LE  RENARD. - Je vous assure, Sire, que votre crinière était trop grosse autrefois, et que les traits si nobles et si beaux de Votre Majesté gagnent à ce qu'elle soit légèrement diminuée.

LE  LION. - Ministre Renard, vous êtes un flatteur, mais je sais à quoi m'en tenir ; je réussis beaucoup moins auprès des lionnes et des panthères, et le seigneur Perroquet me disait encore ce matin que ma crinière était le sujet de toutes les conversations.

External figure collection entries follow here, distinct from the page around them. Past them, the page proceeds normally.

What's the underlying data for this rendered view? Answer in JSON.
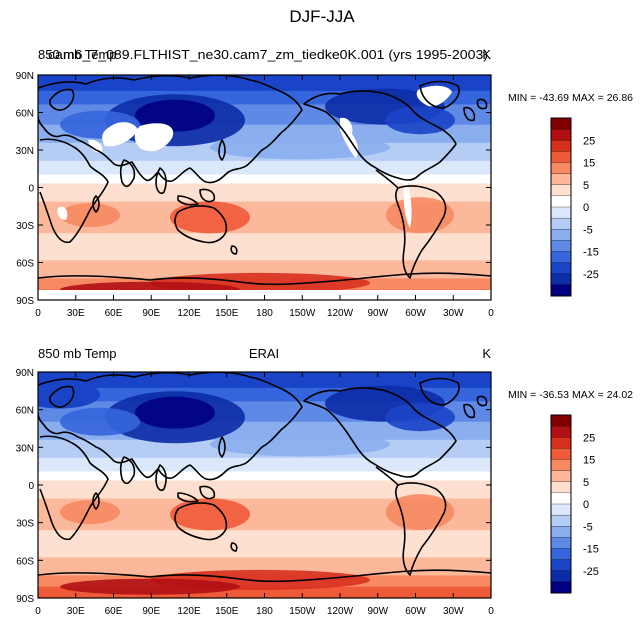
{
  "figure_title": "DJF-JJA",
  "colorbar": {
    "labels": [
      "25",
      "15",
      "5",
      "0",
      "-5",
      "-15",
      "-25"
    ],
    "colors": [
      "#800000",
      "#b00f14",
      "#d8301f",
      "#ef5a39",
      "#f78a63",
      "#fbb89b",
      "#fde0cf",
      "#ffffff",
      "#dbe8fb",
      "#b5cdf5",
      "#8aaeee",
      "#5e8ae6",
      "#3565dc",
      "#1a44c7",
      "#0c2ba6",
      "#000080"
    ]
  },
  "panels": [
    {
      "left_title": "850 mb Temp",
      "center_title": "",
      "model_title": "cam6_7_089.FLTHIST_ne30.cam7_zm_tiedke0K.001 (yrs 1995-2003)",
      "units": "K",
      "stats": {
        "min_label": "MIN = -43.69",
        "max_label": "MAX = 26.86",
        "min": -43.69,
        "max": 26.86
      },
      "masked_highlands": true
    },
    {
      "left_title": "850 mb Temp",
      "center_title": "ERAI",
      "model_title": "",
      "units": "K",
      "stats": {
        "min_label": "MIN = -36.53",
        "max_label": "MAX = 24.02",
        "min": -36.53,
        "max": 24.02
      },
      "masked_highlands": false
    }
  ],
  "axes": {
    "lat_labels": [
      "90N",
      "60N",
      "30N",
      "0",
      "30S",
      "60S",
      "90S"
    ],
    "lon_labels": [
      "0",
      "30E",
      "60E",
      "90E",
      "120E",
      "150E",
      "180",
      "150W",
      "120W",
      "90W",
      "60W",
      "30W",
      "0"
    ]
  },
  "icons": {
    "map_fill": "temperature-contour-fill",
    "coastline": "coastline-outline"
  }
}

LE  PERROQUET. - Sire, mon opinion...

LE  LION. - Eh ! mon cher Perroquet, je ne vous demande pas votre opinion, car je sais que vous n'en avez pas ; vous ne parlez que d'après les autres, et voilà pourquoi je m'en rapporte à vous pour savoir ce qui de passe. Mais je commence à être très inquiet, car, malgré la récompense promise, peut-être ne pourrai-je obtenir cet objet tant désiré. Mais que nous veut notre grand-chambellan ?
 

SCÈNE  III.

Les précédents, le Singe.


LE  SINGE. - Sire, l'ambassadrice de votre illustre cousin, le grand-duc le Rock, désire parler à Votre Majesté à l'instant même.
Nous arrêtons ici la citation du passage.